Zap2it’s Jacqueline Cutler is traveling with National Geographic Channel as part of their “Great Migrations Preview Trip” to Kenya, Africa. Her appreciation and enthusiasm for NGC’s content and award-winning programming led them to offer this precious opportunity to her first, as one of only two hand-picked U.S. press members to join the safari. For several incredible days, Jacqueline has a front-row seat to all the behind-the-scenes activity that goes into filming this seven-part global programming event that will follow millions of animals during their life-and-death migration across an ever-changing world. This first-of-its-kind production will have its television premiere in November.
Day Five: Tuesday, Sept. 14
Before I jump into today, remarkable even by those who live in the bush, I must tell of last night.
The strict rule at the camp is no one must ever go out alone at night. Last night, it was proven why. A guide, with a heavy flashlight and stick, was walking me to my tent, about three city blocks from where everyone congregates. There’s a bar, a hut to charge electronics and a restaurant.
The unmistakable scent of elephant poop hit me.
“Yes, we have elephants tonight,” the guide says with about the same level of enthusiasm that a waiter tells of daily specials. Some people would linger. I am not among them. I wasted no time in getting to my room. OK, I ran. Soon we could feel the ground vibrate and this morning, signs of the elephant.
The day officially started at 5:50 a.m. with a wake-up. What happens if you sleep in, where are the animals heading? But we were in jeeps and out by 6:30. We pass zebra and impala as the sun rises over Masai Mara.
Wildebeests are becoming commonplace; topi, waterbucks and gazelle roam. It’s cold enough that a long-sleeved shirt and sweatshirt are welcome. The sun rises fast and hot, and soon the stench of rotting animals hits.
Everyone hopes to see the crossing, when thousands of animals, in the midst of their migration, jump into the Mara River to get to the other side, maybe 50 yards, but it’s down a short, steep embankment.

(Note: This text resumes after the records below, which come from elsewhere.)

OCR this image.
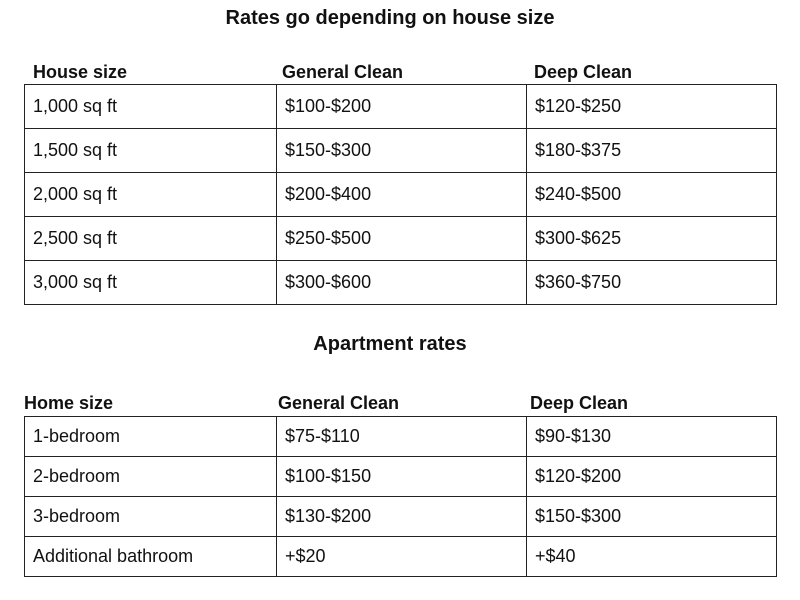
Rates go depending on house size
House size	General Clean	Deep Clean
1,000 sq ft	$100-$200	$120-$250
1,500 sq ft	$150-$300	$180-$375
2,000 sq ft	$200-$400	$240-$500
2,500 sq ft	$250-$500	$300-$625
3,000 sq ft	$300-$600	$360-$750
Apartment rates
Home size	General Clean	Deep Clean
1-bedroom	$75-$110	$90-$130
2-bedroom	$100-$150	$120-$200
3-bedroom	$130-$200	$150-$300
Additional bathroom	+$20	+$40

This crossing is vital to the migration from Tanzania’s Serengeti to Kenya’s Masai Mara. Lions lay low in the grass and the guide estimates some 6,000 wildebeest are gathering. A marabou stork, the size of a fourth grader, stands watch.
The wildebeest sound like a cross between goats bleating and cows mooing. We’re in the middle of the herd, as they run around us. Rush hour will never look the same. Nothing will.
Our driver spots elephants. Yes, one would think they are easily found, but this is a very big place. Soon, we are maybe 10 feet from a small herd, three adults, one not quite grown and two calves. We are close enough that I hear the grass being ripped from the ground.
We are in the middle of nowhere, so when the jeep breaks down, you don’t call for roadside service. Our driver and guide, Moses, smiles.
“In the bush, push,” he says.
So we push the jeep out of a rut and he tinkers with it, and return to driving really fast and furious. This would be a high-ticket ride at any amusement park.
By 11-ish, we’re back at camp, for breakfast. I was going to visit a Masai village, as I want to learn more about their culture. I thought I had seen what there is to see in the bush. Thankfully, wiser people prevailed.
The buzz around camp was that the animals would cross this afternoon. Conservationist and filmmaker Dereck Joubert, who has lived in the bush for 28 years, and shot part of the National Geographic series, had not seen this particular crossing. We return to the bush. Thousands of animals are gathered. They seemed so ready to cross.
What was stopping them?
The smells of a fresh kill? A lion is a powerful deterrent.
Zebras were in one gathering, wildebeests in another, thousands and thousands of animals poised by the river, waiting. What are they waiting for? What will it take for one to jump in?
The current is rapid, and the water is brown and foamy. Crocs snap open massive jaws and the crocodiles that do show themselves are shockingly huge. Really, why would any animal in its right mind jump in? They must. It is part of their migration.
Hours pass, we inch along, other jeeps join. Soon it is a herd of humans in jeeps, jockeying for space. It’s extremely hot. Clearly, the animals are going to cross, it’s just a matter of when. The humans focus their cameras, and at 2:15 p.m. local time, three wildebeests finally jump in. Zebras had inched in then thought the better of it. Within 10 minutes, each animal jumps in; zebras bop as they swim, wildebeests just get the job done fast. They scamper up the far side go on, on their migration.
One zebra drowned (though I didn’t see it) and one small zebra had so much trouble crossing. When it finally made it across, people who had been hushed, in their small jeeps, cheered.